There were also a few things that I didn't realize about the original issues. One of the big ones being that Sue Storm didn't gain her forcefield abilities until much much later -- originally, her power was simply to turn invisible, and that's it. There's a "get to know the FF" back-up story in one issue where we see some kids playing make-believe Fantastic Four, which is unintentionally hilarious in showing just how "fun" it'd be to be stuck playing Sue in this case:
Sue apparently feels similarly, but the guys assure her that's nonsense:
Sue Storm: Cheerleader.
The most interesting thing about reading these first twenty issues so far though, is that I feel like I'm reading about two very distinct Sue Storms. One is the Sue Storm portrayed in text and by her dialogue, the ditsy, domesticated, and often-worried Sue Storm whose main concerns seem to be clothes, men, cleaning the house, and whether Reed will be able to save the day. The other is the Sue Storm portrayed by her actions, the strong, determined, and fearless Sue Storm.
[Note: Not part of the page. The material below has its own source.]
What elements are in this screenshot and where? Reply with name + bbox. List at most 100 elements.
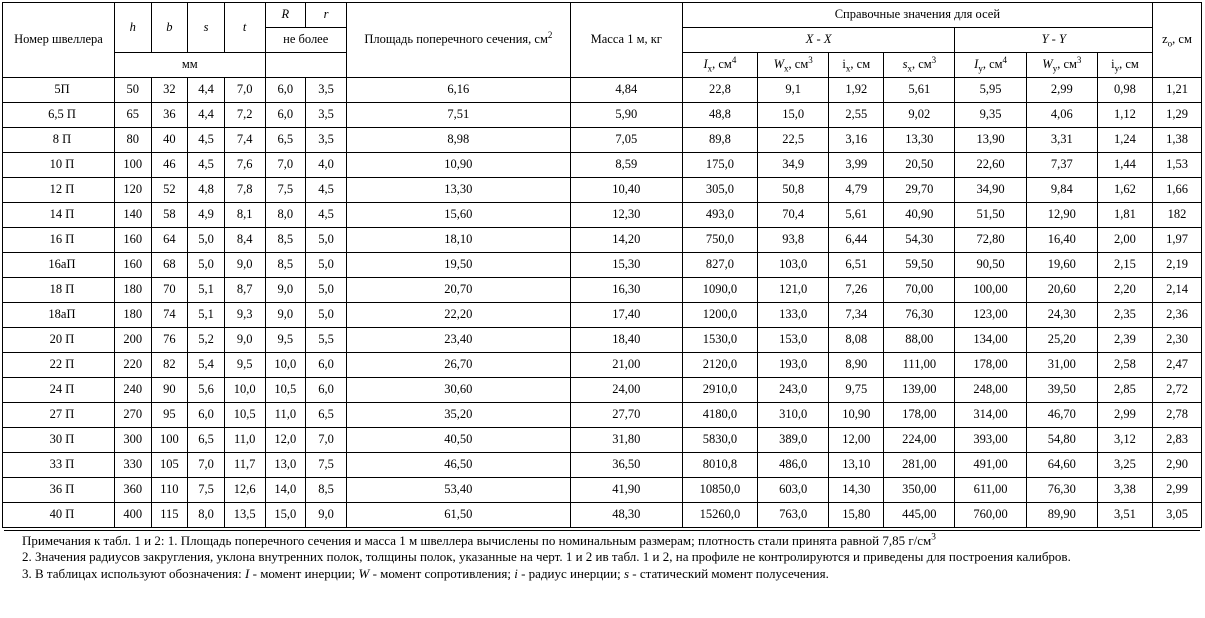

The latter Sue Storm is the one who, though frequently separated from the group when the villain takes her hostage, manages half the time to escape on her own and rescue the guys. Or when Impossible Man turns into a jet-propelled missile flying around the room and no one knows how to stop him, this Sue goes invisible and fearlessly stands in his path in order to bring him to a halt (he turns into flowers at the last minute, upon impact).
Remembering that Stan and Jack worked on the stories "Marvel-style," wherein Stan would give Jack a plot summary, Jack would work out the smaller story details, and then Stan wrote the dialogue over it, I started to wonder if perhaps what I was witnessing here was Stan and Jack's varying attitudes towards women heroes.
For example, during the FF's fourth confrontation with Doom, Sue ends up finding Doom before the rest of the team. Rather than waiting for the guys, she decides to go up against him on her own, and totally kicks his ass! But it seems as thought Stan felt a girl being able to get the best of Doom little too unbelievable (despite how tough I imagine it'd be to fight hand-to-hand with an invisible foe?), and instead comes up with this out-of-nowhere retcon:
Ah, so it's Reed who deserves all the credit...Stan could *totally* write for Heroes! *snark*
But yeah, the further into the series I went, the more plausible it seemed that Jack was all about trying to make Sue a bad-ass (while Stan was more interested in portraying her as a housewife). And when you look at Jack's later output, with creations like Big Barda, it certainly seems like that could be the case, doesn't it? I was discussing it with old-school-Marvel fan papajoemambo who confirmed it for me, telling me he'd heard from Jerry Robinson first-hand that this was essentially the case.
Makes me wonder how greatly Stan and Jack's intent differed in particular panels. For example, here's a panel where the FF are taking a load-off after an exhausting battle. Sue's body-language to me looks to say "you guys are wimps!" (in a playful way, of course). But her mouth is saying something altogether different:
A nice littel "Superman Is A Dick"-style moment from Reed there.
Before I close this entry, here's one last panel. In this sequence, Thing has just broken Sue out of an underwater prison. This one really took me by surprise, exiting the realm of merely sexist to that of outright misogynistic:
I passed it papajoemambo just to double-check if I was reading too much into it, but nope, he saw the same thing. Wonder if Stan had just had an argument with his wife that week, or what?